Горло сдавило. Анна чуть не сказала, что передумала, но прикусила язык. Ей необходимо было время, чтобы поразмышлять, и не только о том, что случилось вчера. Нужно было подумать о том, что будет дальше. Нельзя жить, постоянно оглядываясь назад. Пора принять решение. Отбросить прошлое и смотреть в будущее.
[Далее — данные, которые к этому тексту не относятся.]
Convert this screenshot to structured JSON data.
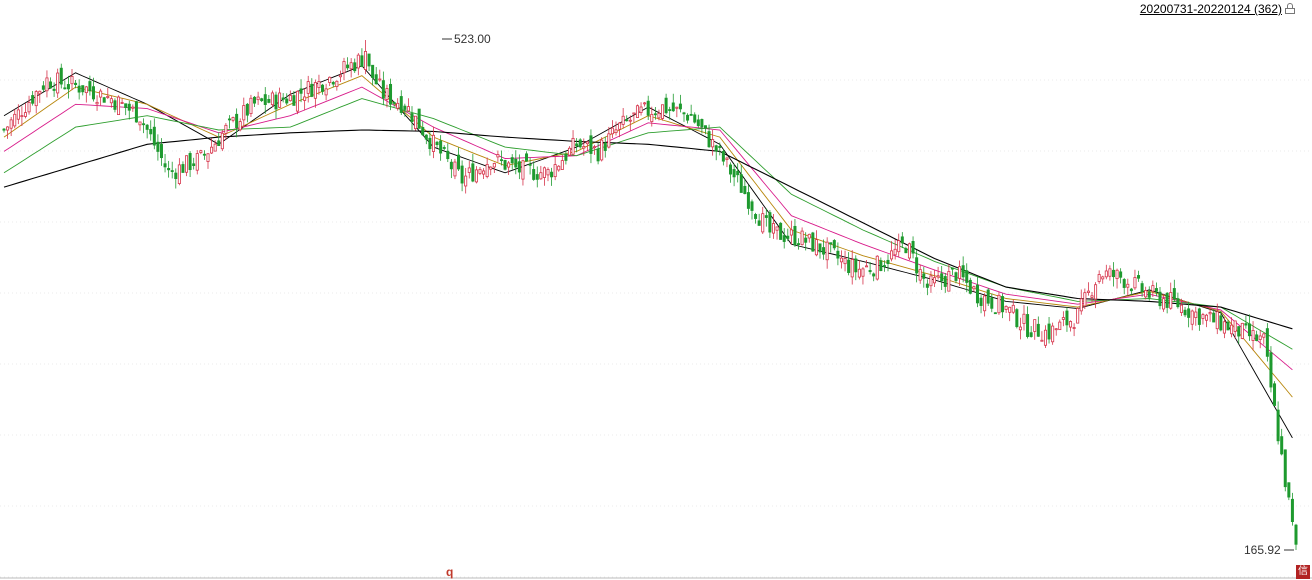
{
  "header": {
    "range_label": "20200731-20220124 (362)",
    "lock_icon": "lock-icon"
  },
  "annotations": {
    "high_label": "523.00",
    "low_label": "165.92",
    "cursor_marker": "q",
    "corner_icon_glyph": "信"
  },
  "colors": {
    "up": "#d6334a",
    "down": "#1e9a2f",
    "ma_fast": "#000000",
    "ma_brown": "#b8860b",
    "ma_magenta": "#d81b8a",
    "ma_green": "#2e9e2e",
    "ma_long": "#000000",
    "grid": "#d8d8d8"
  },
  "chart_data": {
    "type": "candlestick",
    "period": "20200731-20220124",
    "bar_count": 362,
    "ylim": [
      165.92,
      523.0
    ],
    "y_high": 523.0,
    "y_low": 165.92,
    "close_trace": [
      [
        0,
        460
      ],
      [
        12,
        495
      ],
      [
        22,
        490
      ],
      [
        30,
        482
      ],
      [
        38,
        470
      ],
      [
        46,
        430
      ],
      [
        55,
        440
      ],
      [
        62,
        460
      ],
      [
        70,
        478
      ],
      [
        80,
        483
      ],
      [
        90,
        495
      ],
      [
        100,
        510
      ],
      [
        106,
        485
      ],
      [
        112,
        478
      ],
      [
        120,
        450
      ],
      [
        128,
        425
      ],
      [
        136,
        440
      ],
      [
        144,
        432
      ],
      [
        152,
        430
      ],
      [
        160,
        450
      ],
      [
        166,
        445
      ],
      [
        172,
        462
      ],
      [
        178,
        472
      ],
      [
        184,
        476
      ],
      [
        192,
        470
      ],
      [
        198,
        450
      ],
      [
        206,
        420
      ],
      [
        214,
        388
      ],
      [
        222,
        385
      ],
      [
        230,
        375
      ],
      [
        238,
        362
      ],
      [
        244,
        365
      ],
      [
        252,
        380
      ],
      [
        258,
        350
      ],
      [
        266,
        360
      ],
      [
        272,
        345
      ],
      [
        280,
        335
      ],
      [
        286,
        322
      ],
      [
        292,
        318
      ],
      [
        300,
        330
      ],
      [
        306,
        360
      ],
      [
        312,
        357
      ],
      [
        320,
        345
      ],
      [
        328,
        338
      ],
      [
        334,
        330
      ],
      [
        340,
        325
      ],
      [
        346,
        318
      ],
      [
        352,
        312
      ],
      [
        361,
        166
      ]
    ],
    "moving_averages": [
      {
        "name": "",
        "color_key": "ma_fast",
        "values": [
          [
            0,
            470
          ],
          [
            20,
            500
          ],
          [
            40,
            478
          ],
          [
            60,
            450
          ],
          [
            80,
            485
          ],
          [
            100,
            505
          ],
          [
            120,
            448
          ],
          [
            140,
            430
          ],
          [
            160,
            448
          ],
          [
            180,
            476
          ],
          [
            200,
            450
          ],
          [
            220,
            380
          ],
          [
            240,
            368
          ],
          [
            260,
            355
          ],
          [
            280,
            340
          ],
          [
            300,
            335
          ],
          [
            320,
            348
          ],
          [
            340,
            332
          ],
          [
            361,
            240
          ]
        ]
      },
      {
        "name": "",
        "color_key": "ma_brown",
        "values": [
          [
            0,
            455
          ],
          [
            20,
            490
          ],
          [
            40,
            478
          ],
          [
            60,
            455
          ],
          [
            80,
            478
          ],
          [
            100,
            498
          ],
          [
            120,
            455
          ],
          [
            140,
            435
          ],
          [
            160,
            445
          ],
          [
            180,
            470
          ],
          [
            200,
            455
          ],
          [
            220,
            390
          ],
          [
            240,
            372
          ],
          [
            260,
            358
          ],
          [
            280,
            342
          ],
          [
            300,
            336
          ],
          [
            320,
            347
          ],
          [
            340,
            333
          ],
          [
            361,
            270
          ]
        ]
      },
      {
        "name": "",
        "color_key": "ma_magenta",
        "values": [
          [
            0,
            445
          ],
          [
            20,
            478
          ],
          [
            40,
            475
          ],
          [
            60,
            458
          ],
          [
            80,
            470
          ],
          [
            100,
            490
          ],
          [
            120,
            462
          ],
          [
            140,
            440
          ],
          [
            160,
            442
          ],
          [
            180,
            465
          ],
          [
            200,
            460
          ],
          [
            220,
            400
          ],
          [
            240,
            380
          ],
          [
            260,
            362
          ],
          [
            280,
            345
          ],
          [
            300,
            338
          ],
          [
            320,
            345
          ],
          [
            340,
            334
          ],
          [
            361,
            290
          ]
        ]
      },
      {
        "name": "",
        "color_key": "ma_green",
        "values": [
          [
            0,
            430
          ],
          [
            20,
            462
          ],
          [
            40,
            470
          ],
          [
            60,
            460
          ],
          [
            80,
            462
          ],
          [
            100,
            482
          ],
          [
            120,
            468
          ],
          [
            140,
            448
          ],
          [
            160,
            442
          ],
          [
            180,
            458
          ],
          [
            200,
            462
          ],
          [
            220,
            415
          ],
          [
            240,
            390
          ],
          [
            260,
            368
          ],
          [
            280,
            350
          ],
          [
            300,
            340
          ],
          [
            320,
            342
          ],
          [
            340,
            336
          ],
          [
            361,
            305
          ]
        ]
      },
      {
        "name": "",
        "color_key": "ma_long",
        "values": [
          [
            0,
            420
          ],
          [
            40,
            450
          ],
          [
            60,
            455
          ],
          [
            80,
            458
          ],
          [
            100,
            460
          ],
          [
            120,
            459
          ],
          [
            140,
            455
          ],
          [
            160,
            452
          ],
          [
            180,
            450
          ],
          [
            200,
            445
          ],
          [
            220,
            420
          ],
          [
            240,
            395
          ],
          [
            260,
            370
          ],
          [
            280,
            350
          ],
          [
            300,
            342
          ],
          [
            320,
            340
          ],
          [
            340,
            336
          ],
          [
            361,
            320
          ]
        ]
      }
    ]
  }
}
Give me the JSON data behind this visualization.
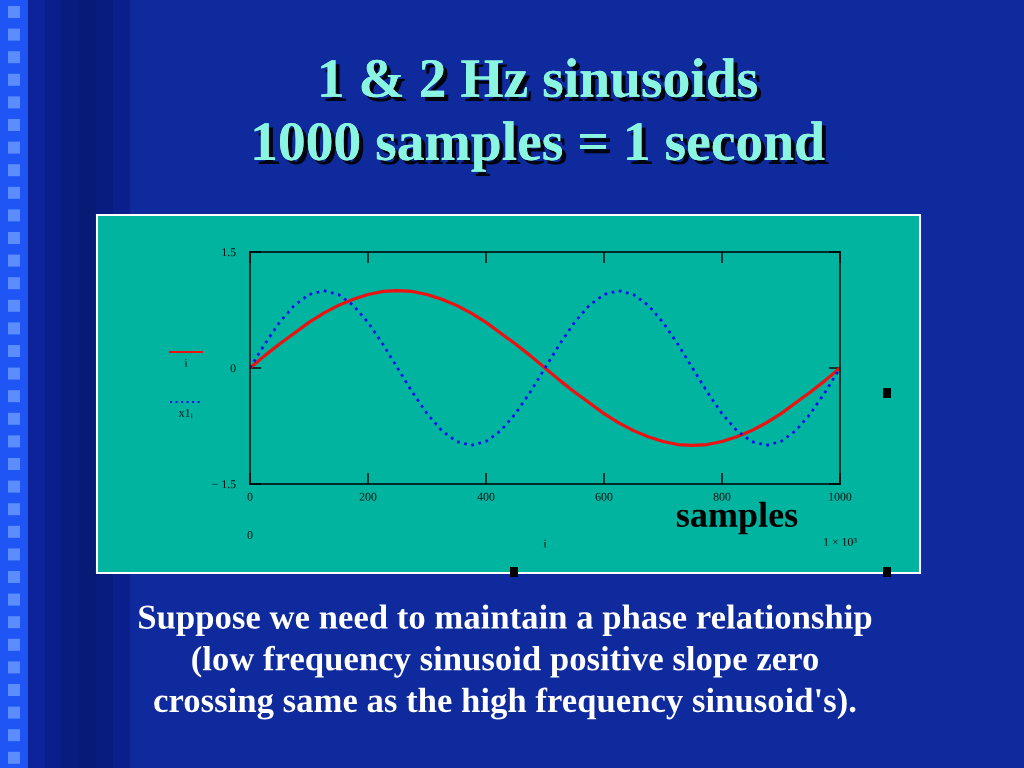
{
  "chart_data": {
    "type": "line",
    "title": "1 & 2 Hz sinusoids\n1000 samples = 1 second",
    "xlabel": "i",
    "x": [
      0,
      25,
      50,
      75,
      100,
      125,
      150,
      175,
      200,
      225,
      250,
      275,
      300,
      325,
      350,
      375,
      400,
      425,
      450,
      475,
      500,
      525,
      550,
      575,
      600,
      625,
      650,
      675,
      700,
      725,
      750,
      775,
      800,
      825,
      850,
      875,
      900,
      925,
      950,
      975,
      1000
    ],
    "series": [
      {
        "name": "i",
        "color": "#ee1111",
        "line_style": "solid",
        "values": [
          0,
          0.16,
          0.31,
          0.45,
          0.59,
          0.71,
          0.81,
          0.89,
          0.95,
          0.99,
          1.0,
          0.99,
          0.95,
          0.89,
          0.81,
          0.71,
          0.59,
          0.45,
          0.31,
          0.16,
          0,
          -0.16,
          -0.31,
          -0.45,
          -0.59,
          -0.71,
          -0.81,
          -0.89,
          -0.95,
          -0.99,
          -1.0,
          -0.99,
          -0.95,
          -0.89,
          -0.81,
          -0.71,
          -0.59,
          -0.45,
          -0.31,
          -0.16,
          0
        ]
      },
      {
        "name": "x1$_{i}$",
        "color": "#1010ee",
        "line_style": "dotted",
        "values": [
          0,
          0.31,
          0.59,
          0.81,
          0.95,
          1.0,
          0.95,
          0.81,
          0.59,
          0.31,
          0,
          -0.31,
          -0.59,
          -0.81,
          -0.95,
          -1.0,
          -0.95,
          -0.81,
          -0.59,
          -0.31,
          0,
          0.31,
          0.59,
          0.81,
          0.95,
          1.0,
          0.95,
          0.81,
          0.59,
          0.31,
          0,
          -0.31,
          -0.59,
          -0.81,
          -0.95,
          -1.0,
          -0.95,
          -0.81,
          -0.59,
          -0.31,
          0
        ]
      }
    ],
    "xlim": [
      0,
      1000
    ],
    "xticks": [
      0,
      200,
      400,
      600,
      800,
      1000
    ],
    "ylim": [
      -1.5,
      1.5
    ],
    "yticks": [
      1.5,
      0,
      {
        "value": -1.5,
        "label": "− 1.5"
      }
    ],
    "legend": "left",
    "annotations": [
      "samples",
      "0",
      "1 × 10³",
      "Suppose we need to maintain a phase relationship\n(low frequency sinusoid positive slope zero\ncrossing same as the high frequency sinusoid's)."
    ]
  }
}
— Почему ты не едешь с нами? — потянула ее за рукав Эмма.
Анна присела на корточки перед дочкой. Поразительно, как та выросла за весну! Уже совсем большая стала…
— Я же тебе говорила, что у меня много дел… — стала объяснять девочке мать.
— Но мы же пойдем в Лисеберг! — Эмма посмотрела на нее как на безумную. Наверное, в мире восьмилетних детей никто добровольно не отказывается от похода в парк развлечений.
— В следующий раз я обязательно с вами поеду, — пообещала Анна. — И ты же знаешь, какая я трусиха. Я боюсь кататься на каруселях. Ты гораздо смелее меня.
— Конечно! — гордо вытянулась девочка. — Я поеду даже на тех, на которых боится кататься папа.
Сколько бы раз Анна ни слышала, как Эмма и Адриан называют Дана папой, каждый раз это трогало ее до слез. И это было еще одной причиной, почему ей так нужны были эти два дня в одиночестве. Нужно найти способ снова стать нормальным человеком. Ради семьи. Она поцеловала дочь в щечку:
— Увидимся в воскресенье вечером.
Эмма побежала к машине, а ее мать устало облокотилась на дверной косяк и, скрестив руки на груди, принялась наблюдать за спектаклем. Дан весь вспотел. Видимо, он начал понимать, что проект оказался сложнее, чем он ожидал.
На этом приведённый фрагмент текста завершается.